Department of Cardiology, Peking University First Hospital, Beijing, China.
The Cardio-Electrophysiological Research Laboratory, Medical College, Wuhan University of Science and Technology, Wuhan, China; and.
J Cardiovasc Pharmacol. 2020 Oct;76(4):437-444. doi: 10.1097/FJC.0000000000000883.
Increased late sodium current (INa) induces long QT syndrome 3 with increased risk of atrial fibrillation (AF). The role of atrial late INa in the induction of AF and in the treatment of AF was determined in this study. AF parameters were measured in isolated rabbit hearts exposed to late INa enhancer and inhibitors. Late INa from isolated atrial and ventricular myocytes were measured using whole-cell patch-clamp techniques. We found that induced-AF by programmed S1S2 stimulation and spontaneous episodes of AF were recorded in hearts exposed to either low (0.1-3 nM) or high (3-10 nM) concentrations of ATX-II (n = 10). Prolongations in atrial monophasic action potential duration at 90% completion of repolarization and effective refractory period by ATX-II (0.1-15 nM) were greater in hearts paced at slow than at fast rates (n = 5-10, P < 0.05). Both endogenous and ATX-II-enhanced late INa density were greater in atrial than that in ventricular myocytes (n = 9 and 8, P < 0.05). Eleclazine and ranolazine reduced AF window and AF burden in association with the inhibition of both endogenous and enhanced atrial late INa with half maximal inhibitory concentrations (IC50) of 1.14 and 9.78, and 0.94 and 8.31 μM, respectively. The IC50s for eleclazine and ranolazine to inhibit peak INa were 20.67 and 101.79 μM, respectively, in atrial myocytes. In conclusion, enhanced late INa in atrial myocytes increases the susceptibility for AF. Inhibition of either endogenous or enhanced late INa, with increased atrial potency of drugs is feasible for the treatment of AF.

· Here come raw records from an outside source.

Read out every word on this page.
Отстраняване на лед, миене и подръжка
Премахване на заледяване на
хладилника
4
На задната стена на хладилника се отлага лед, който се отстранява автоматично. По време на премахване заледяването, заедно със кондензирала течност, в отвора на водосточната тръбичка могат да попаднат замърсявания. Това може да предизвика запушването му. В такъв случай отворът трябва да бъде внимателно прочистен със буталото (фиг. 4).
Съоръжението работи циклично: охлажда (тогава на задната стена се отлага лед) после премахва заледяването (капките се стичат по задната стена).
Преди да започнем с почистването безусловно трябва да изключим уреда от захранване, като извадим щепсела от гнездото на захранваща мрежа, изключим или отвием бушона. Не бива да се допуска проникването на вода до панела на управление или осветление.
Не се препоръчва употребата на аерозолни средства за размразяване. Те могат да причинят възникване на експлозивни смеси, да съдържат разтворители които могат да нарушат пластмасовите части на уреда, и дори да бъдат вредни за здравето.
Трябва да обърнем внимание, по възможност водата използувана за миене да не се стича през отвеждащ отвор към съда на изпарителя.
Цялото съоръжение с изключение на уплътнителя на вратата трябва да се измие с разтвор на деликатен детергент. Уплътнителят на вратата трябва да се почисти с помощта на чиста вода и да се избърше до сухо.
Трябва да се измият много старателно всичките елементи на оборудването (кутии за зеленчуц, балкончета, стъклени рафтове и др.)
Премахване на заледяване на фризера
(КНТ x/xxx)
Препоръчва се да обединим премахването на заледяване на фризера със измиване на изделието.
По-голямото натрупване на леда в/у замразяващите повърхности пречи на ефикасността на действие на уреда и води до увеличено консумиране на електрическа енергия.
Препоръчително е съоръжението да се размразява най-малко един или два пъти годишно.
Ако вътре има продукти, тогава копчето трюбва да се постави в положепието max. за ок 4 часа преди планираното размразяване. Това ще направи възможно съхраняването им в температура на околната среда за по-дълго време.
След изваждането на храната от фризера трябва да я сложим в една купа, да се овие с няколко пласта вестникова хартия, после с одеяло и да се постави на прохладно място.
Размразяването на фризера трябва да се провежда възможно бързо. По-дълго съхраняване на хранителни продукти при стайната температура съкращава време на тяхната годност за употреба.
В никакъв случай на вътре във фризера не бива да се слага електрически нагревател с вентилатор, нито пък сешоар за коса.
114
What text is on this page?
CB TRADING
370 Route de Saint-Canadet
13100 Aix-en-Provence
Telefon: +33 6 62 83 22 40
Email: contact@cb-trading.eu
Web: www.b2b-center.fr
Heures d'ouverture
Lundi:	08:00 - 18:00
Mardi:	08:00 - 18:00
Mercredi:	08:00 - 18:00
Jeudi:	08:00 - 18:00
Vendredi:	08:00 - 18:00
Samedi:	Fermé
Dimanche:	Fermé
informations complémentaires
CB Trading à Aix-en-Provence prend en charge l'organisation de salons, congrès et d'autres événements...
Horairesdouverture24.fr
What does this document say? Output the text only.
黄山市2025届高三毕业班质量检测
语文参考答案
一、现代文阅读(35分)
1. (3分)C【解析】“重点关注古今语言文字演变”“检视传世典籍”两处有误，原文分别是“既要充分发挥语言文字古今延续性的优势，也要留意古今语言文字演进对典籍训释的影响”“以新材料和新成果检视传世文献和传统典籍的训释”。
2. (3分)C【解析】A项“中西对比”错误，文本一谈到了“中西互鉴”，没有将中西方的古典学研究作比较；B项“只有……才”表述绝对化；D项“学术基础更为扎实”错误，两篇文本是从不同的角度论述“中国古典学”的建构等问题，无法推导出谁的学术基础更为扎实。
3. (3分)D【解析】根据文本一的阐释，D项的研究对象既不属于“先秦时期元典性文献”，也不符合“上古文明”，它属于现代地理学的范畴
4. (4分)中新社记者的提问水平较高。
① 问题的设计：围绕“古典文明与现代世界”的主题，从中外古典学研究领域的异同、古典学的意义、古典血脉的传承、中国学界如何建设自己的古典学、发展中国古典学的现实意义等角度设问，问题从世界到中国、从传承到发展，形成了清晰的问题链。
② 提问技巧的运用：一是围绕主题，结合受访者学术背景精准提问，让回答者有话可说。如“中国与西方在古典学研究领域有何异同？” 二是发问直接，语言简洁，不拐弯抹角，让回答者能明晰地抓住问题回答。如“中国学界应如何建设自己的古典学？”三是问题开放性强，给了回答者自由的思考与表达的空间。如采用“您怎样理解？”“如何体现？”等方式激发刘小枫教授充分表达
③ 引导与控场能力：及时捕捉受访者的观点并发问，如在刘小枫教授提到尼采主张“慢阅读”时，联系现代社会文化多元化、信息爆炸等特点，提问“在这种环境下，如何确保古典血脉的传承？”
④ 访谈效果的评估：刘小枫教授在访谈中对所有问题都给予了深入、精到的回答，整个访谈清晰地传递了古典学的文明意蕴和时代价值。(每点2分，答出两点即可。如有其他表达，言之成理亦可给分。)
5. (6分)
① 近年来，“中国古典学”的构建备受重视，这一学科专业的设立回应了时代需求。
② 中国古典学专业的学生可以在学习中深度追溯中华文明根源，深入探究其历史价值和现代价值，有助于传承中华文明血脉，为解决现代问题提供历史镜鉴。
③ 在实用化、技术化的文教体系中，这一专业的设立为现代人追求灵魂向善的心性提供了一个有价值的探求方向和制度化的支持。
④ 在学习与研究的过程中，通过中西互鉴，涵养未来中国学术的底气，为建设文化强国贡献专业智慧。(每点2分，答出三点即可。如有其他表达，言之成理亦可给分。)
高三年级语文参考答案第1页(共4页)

增强的晚期钠电流 (INa) 可导致长 QT 综合征 3 型,增加心房颤动 (AF) 的风险。本研究旨在确定心房晚期 INa 在 AF 诱导和治疗中的作用。在暴露于晚期 INa 增强剂和抑制剂的分离兔心中测量 AF 参数。使用全细胞膜片钳技术测量分离的心房和心室肌细胞中的晚期 INa。我们发现,在暴露于低 (0.1-3 nM) 或高 (3-10 nM) ATX-II 浓度的心脏中,通过程控 S1S2 刺激和自发性 AF 发作均可诱导 AF (n = 10)。ATX-II (0.1-15 nM) 使心房单相动作电位复极 90%时程和有效不应期延长,在慢起搏率下比快起搏率下更为明显 (n = 5-10,P < 0.05)。内源性和 ATX-II 增强的晚期 INa 密度在心房肌细胞中均大于心室肌细胞 (n = 9 和 8,P < 0.05)。Eleclazine 和 ranolazine 降低了 AF 窗口和 AF 负担,与抑制内源性和增强的心房晚期 INa 相关,半数最大抑制浓度 (IC50) 分别为 1.14 和 9.78,0.94 和 8.31 μM。Eleclazine 和 ranolazine 抑制峰值 INa 的 IC50 分别为 20.67 和 101.79 μM,在心房肌细胞中。结论:心房肌细胞中增强的晚期 INa 增加了 AF 的易感性。抑制内源性或增强的晚期 INa,增加药物对心房的效力,是治疗 AF 的可行方法。